Наваждение как месть Матери-Воды

– Это не вино, а нечто вроде загадочного эликсира. В отличие от алкоголя он не оказывает разрушительного воздействия на барьеры печени и не отравляет кровь. Он только способствует активной выработке эндорфинов, проще радости и насыщенности ощущений, но опять же без разрушительных последствий для органических структур организма и без всякого пагубного привыкания, как алкоголь или наркотик. Я слышал местную легенду, что его рецептуру хранят жрецы бывшего и отринутого давно культа для своих тайных ритуалов, но кто-то спёр эту тайну, или же они сами её продали. Неизвестно.

Нэе хотелось веселья. Принесли странную бутылочку в виде голой девушки из синего стекла. Рудольф тщательно протер её чистой салфеткой и для чего-то лизнул фигурку между ног. Нэя засмеялась.

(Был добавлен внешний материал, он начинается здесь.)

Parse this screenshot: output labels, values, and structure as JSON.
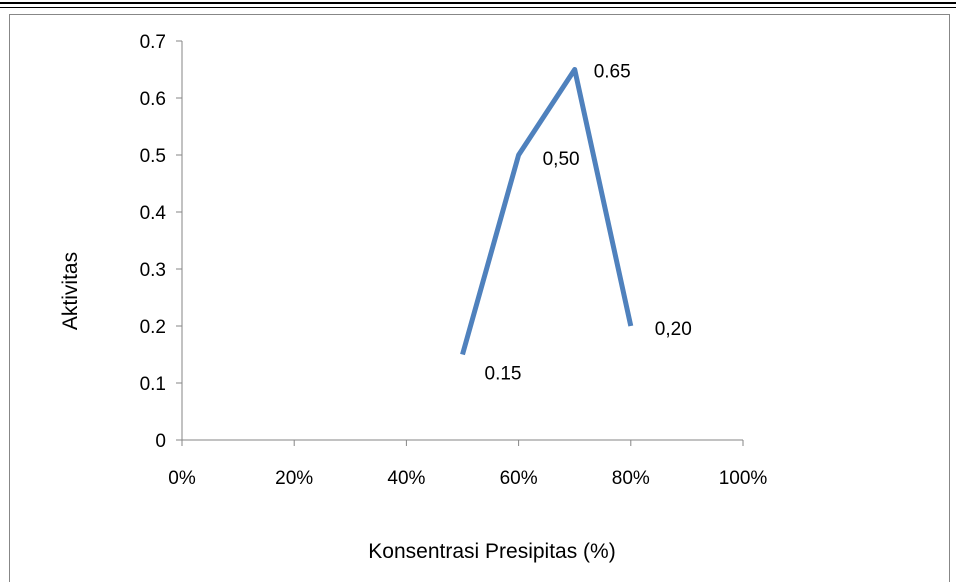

– Ничего смешного, – сказал он, – так определяют подделку. У фальшивки надпись выпуклая. Они стали дурить посетителей гадостью, но не умеют так тонко подделывать надпись. Подлинная надпись похожа на голографию. Кажется, что она выпуклая, но она гладкая на ощупь. Она внутри стекла.

– В чём и отличие?

– Подделка – дешёвое пойло, а подлинный напиток, а это больше напиток, чем вино, дает незабываемые ощущения. Но я давно понял их фокус. Они меня запомнили и боятся.

– Ты разве часто это пьёшь?

– Я нет. Но приходилось тут бывать. С друзьями, например.

– А у друзей были красивые платья? Их было также удобно расстёгивать?

– Не ревнуй. У меня и вообще-то было мало женщин даже в период моей свободы, а теперь и подавно никого нет.

– А я?

– Ты не женщина, ты дар, инопланетная нимфея.

Не умея пить, не контролируя количество, а «напиток», как назвал его Рудольф, оказался вкусным и терпким, Нэя выпила много. Аромат напомнил клубнику доктора Франка, напиток сам устремлялся в горло как живой, мгновенно обволакивая душу. Нэя засмеялась. Ей стало хорошо, но жарко. Она сама расстегнула пуговки. Ей странно и непереносимо захотелось ласк, и она села на колени Рудольфа.

– Хочешь попробовать здесь? – спросил он, лаская её.

– Где? За столом? – удивилась она, всё же не теряя контроль над собой окончательно

– Тут есть особые места для уединения… – это совсем не напоминало возвышенных поцелуев в сиянии утра у придорожного леса, а скорее уж неизбежное сползание с высот, мало пригодных для жизни. Он подозвал парня-обслугу, что-то сказал ему, и тот вскоре пришёл с ключом. Стеклянная женщина скалила свой рот, не страшно, но забавно. Нэя, громко смеясь, прижала ладонь к лицу бутылки – кривляки.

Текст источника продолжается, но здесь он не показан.